“Aw, you! Where did we put the things left over?”

“There he goes!” exclaimed the confirmed joker. “He’s like the fellow who took the automobile apart to fix it and had a bushel of parts left over when he was done. He doesn’t know——”

“Beat it out of here,” roared Darry, “and find that box we put the stuff into. You know.”

Dr. Stanley came up to the radio room while Burd was searching for the rubbish box. The clergyman spoke cheerfully, but he looked very grave.

“Is there any likelihood of our being able to send out a call for assistance, Jessie?” he asked, quietly.

“I don’t see how we can, Doctor Stanley, until we fix this radio set. We can’t get any spark. We have to be able to get a spark to send a message. The message will be stumbling enough, I am afraid, even if we fix the thing, for none of us understands Morse very well. Unless Darry——”

“Don’t look to me for help,” declared the collegian. “I haven’t sent a message since we put the yacht in commission. We had a fellow aboard here until the other day who knew something about wireless and he was the operator.

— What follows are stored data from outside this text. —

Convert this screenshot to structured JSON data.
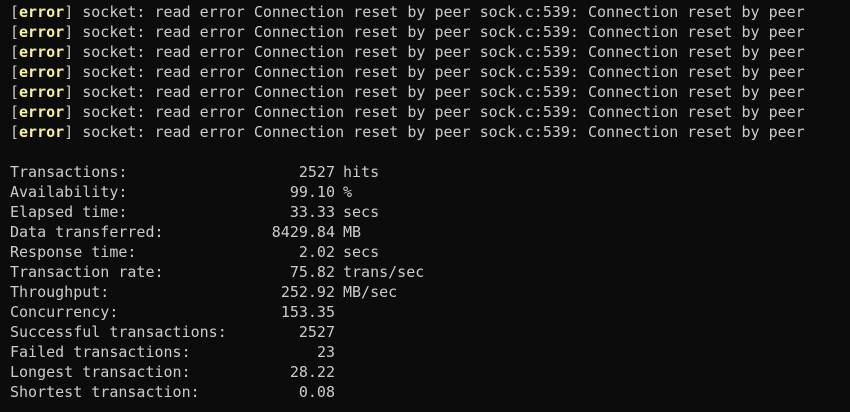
{
  "log": {
    "lines": [
      {
        "open": "[",
        "tag": "error",
        "close": "]",
        "message": " socket: read error Connection reset by peer sock.c:539: Connection reset by peer"
      },
      {
        "open": "[",
        "tag": "error",
        "close": "]",
        "message": " socket: read error Connection reset by peer sock.c:539: Connection reset by peer"
      },
      {
        "open": "[",
        "tag": "error",
        "close": "]",
        "message": " socket: read error Connection reset by peer sock.c:539: Connection reset by peer"
      },
      {
        "open": "[",
        "tag": "error",
        "close": "]",
        "message": " socket: read error Connection reset by peer sock.c:539: Connection reset by peer"
      },
      {
        "open": "[",
        "tag": "error",
        "close": "]",
        "message": " socket: read error Connection reset by peer sock.c:539: Connection reset by peer"
      },
      {
        "open": "[",
        "tag": "error",
        "close": "]",
        "message": " socket: read error Connection reset by peer sock.c:539: Connection reset by peer"
      },
      {
        "open": "[",
        "tag": "error",
        "close": "]",
        "message": " socket: read error Connection reset by peer sock.c:539: Connection reset by peer"
      }
    ]
  },
  "stats": {
    "rows": [
      {
        "label": "Transactions:",
        "value": "2527",
        "unit": "hits"
      },
      {
        "label": "Availability:",
        "value": "99.10",
        "unit": "%"
      },
      {
        "label": "Elapsed time:",
        "value": "33.33",
        "unit": "secs"
      },
      {
        "label": "Data transferred:",
        "value": "8429.84",
        "unit": "MB"
      },
      {
        "label": "Response time:",
        "value": "2.02",
        "unit": "secs"
      },
      {
        "label": "Transaction rate:",
        "value": "75.82",
        "unit": "trans/sec"
      },
      {
        "label": "Throughput:",
        "value": "252.92",
        "unit": "MB/sec"
      },
      {
        "label": "Concurrency:",
        "value": "153.35",
        "unit": ""
      },
      {
        "label": "Successful transactions:",
        "value": "2527",
        "unit": ""
      },
      {
        "label": "Failed transactions:",
        "value": "23",
        "unit": ""
      },
      {
        "label": "Longest transaction:",
        "value": "28.22",
        "unit": ""
      },
      {
        "label": "Shortest transaction:",
        "value": "0.08",
        "unit": ""
      }
    ]
  },
  "colors": {
    "background": "#0c0c0c",
    "text": "#cccccc",
    "error_tag": "#f9f1a5"
  }
}
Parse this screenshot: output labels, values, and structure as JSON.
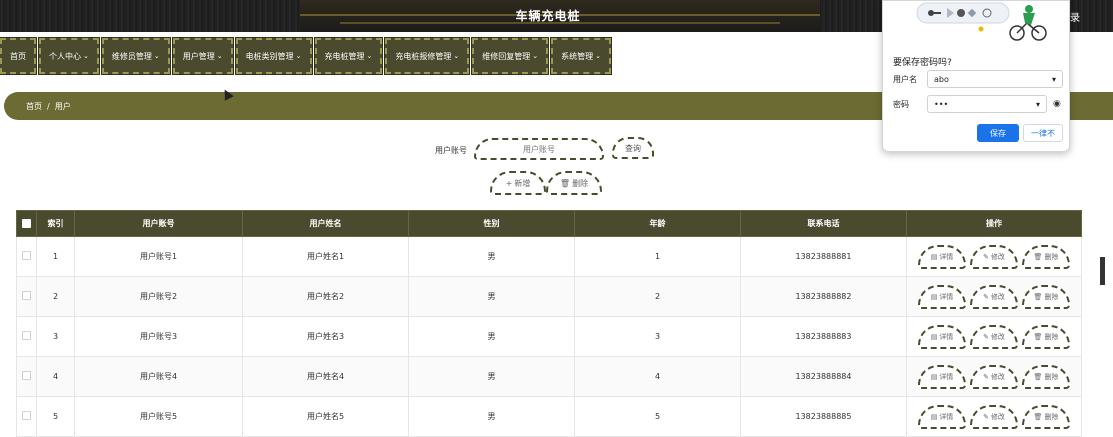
{
  "header": {
    "title": "车辆充电桩",
    "right_link": "录"
  },
  "nav": [
    {
      "label": "首页",
      "caret": ""
    },
    {
      "label": "个人中心",
      "caret": "⌄"
    },
    {
      "label": "维修员管理",
      "caret": "⌄"
    },
    {
      "label": "用户管理",
      "caret": "⌄"
    },
    {
      "label": "电桩类别管理",
      "caret": "⌄"
    },
    {
      "label": "充电桩管理",
      "caret": "⌄"
    },
    {
      "label": "充电桩报修管理",
      "caret": "⌄"
    },
    {
      "label": "维修回复管理",
      "caret": "⌄"
    },
    {
      "label": "系统管理",
      "caret": "⌄"
    }
  ],
  "breadcrumb": {
    "home": "首页",
    "sep": "/",
    "current": "用户"
  },
  "search": {
    "label": "用户账号",
    "placeholder": "用户账号",
    "query_button": "查询"
  },
  "actions": {
    "add_icon": "+",
    "add_label": "新增",
    "delete_icon": "🗑",
    "delete_label": "删除"
  },
  "table": {
    "headers": [
      "索引",
      "用户账号",
      "用户姓名",
      "性别",
      "年龄",
      "联系电话",
      "操作"
    ],
    "rows": [
      {
        "index": "1",
        "account": "用户账号1",
        "name": "用户姓名1",
        "gender": "男",
        "age": "1",
        "phone": "13823888881"
      },
      {
        "index": "2",
        "account": "用户账号2",
        "name": "用户姓名2",
        "gender": "男",
        "age": "2",
        "phone": "13823888882"
      },
      {
        "index": "3",
        "account": "用户账号3",
        "name": "用户姓名3",
        "gender": "男",
        "age": "3",
        "phone": "13823888883"
      },
      {
        "index": "4",
        "account": "用户账号4",
        "name": "用户姓名4",
        "gender": "男",
        "age": "4",
        "phone": "13823888884"
      },
      {
        "index": "5",
        "account": "用户账号5",
        "name": "用户姓名5",
        "gender": "男",
        "age": "5",
        "phone": "13823888885"
      }
    ],
    "row_buttons": {
      "detail": {
        "icon": "▤",
        "label": "详情"
      },
      "edit": {
        "icon": "✎",
        "label": "修改"
      },
      "delete": {
        "icon": "🗑",
        "label": "删除"
      }
    }
  },
  "password_popup": {
    "title": "要保存密码吗?",
    "username_label": "用户名",
    "username_value": "abo",
    "password_label": "密码",
    "password_value": "•••",
    "save_button": "保存",
    "never_button": "一律不"
  },
  "colors": {
    "primary": "#4a4a2e",
    "breadcrumb_bg": "#6b6b33",
    "header_bg": "#1f1f1f",
    "save_blue": "#1a73e8"
  }
}
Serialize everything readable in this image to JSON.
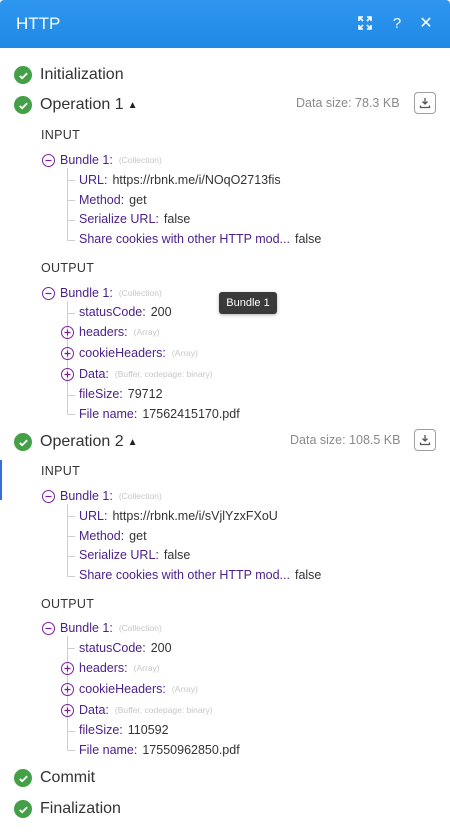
{
  "window": {
    "title": "HTTP"
  },
  "steps": {
    "initialization": "Initialization",
    "commit": "Commit",
    "finalization": "Finalization"
  },
  "tooltip": "Bundle 1",
  "op1": {
    "label": "Operation 1",
    "datasize": "Data size: 78.3 KB",
    "input_label": "INPUT",
    "output_label": "OUTPUT",
    "input": {
      "bundle": "Bundle 1:",
      "type": "(Collection)",
      "url_k": "URL:",
      "url_v": "https://rbnk.me/i/NOqO2713fis",
      "method_k": "Method:",
      "method_v": "get",
      "ser_k": "Serialize URL:",
      "ser_v": "false",
      "share_k": "Share cookies with other HTTP mod...",
      "share_v": "false"
    },
    "output": {
      "bundle": "Bundle 1:",
      "type": "(Collection)",
      "status_k": "statusCode:",
      "status_v": "200",
      "headers_k": "headers:",
      "headers_t": "(Array)",
      "cookie_k": "cookieHeaders:",
      "cookie_t": "(Array)",
      "data_k": "Data:",
      "data_t": "(Buffer, codepage: binary)",
      "fs_k": "fileSize:",
      "fs_v": "79712",
      "fn_k": "File name:",
      "fn_v": "17562415170.pdf"
    }
  },
  "op2": {
    "label": "Operation 2",
    "datasize": "Data size: 108.5 KB",
    "input_label": "INPUT",
    "output_label": "OUTPUT",
    "input": {
      "bundle": "Bundle 1:",
      "type": "(Collection)",
      "url_k": "URL:",
      "url_v": "https://rbnk.me/i/sVjlYzxFXoU",
      "method_k": "Method:",
      "method_v": "get",
      "ser_k": "Serialize URL:",
      "ser_v": "false",
      "share_k": "Share cookies with other HTTP mod...",
      "share_v": "false"
    },
    "output": {
      "bundle": "Bundle 1:",
      "type": "(Collection)",
      "status_k": "statusCode:",
      "status_v": "200",
      "headers_k": "headers:",
      "headers_t": "(Array)",
      "cookie_k": "cookieHeaders:",
      "cookie_t": "(Array)",
      "data_k": "Data:",
      "data_t": "(Buffer, codepage: binary)",
      "fs_k": "fileSize:",
      "fs_v": "110592",
      "fn_k": "File name:",
      "fn_v": "17550962850.pdf"
    }
  }
}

Not me.”

“Amy and I have a code book with the alphabet in it,” said Jessie slowly. “I think if somebody read the dots and dashes to me I could send a short message. But there is something wrong with this circuit.”

Just then Burd Alling came back. He brought with him a big corrugated cardboard container. In that the various parts of the radio outfit had been packed.

“What do you think about it?” he asked. “There is something here that I never saw before. See this jigamarig, Jess? Think it belongs on the contraption?”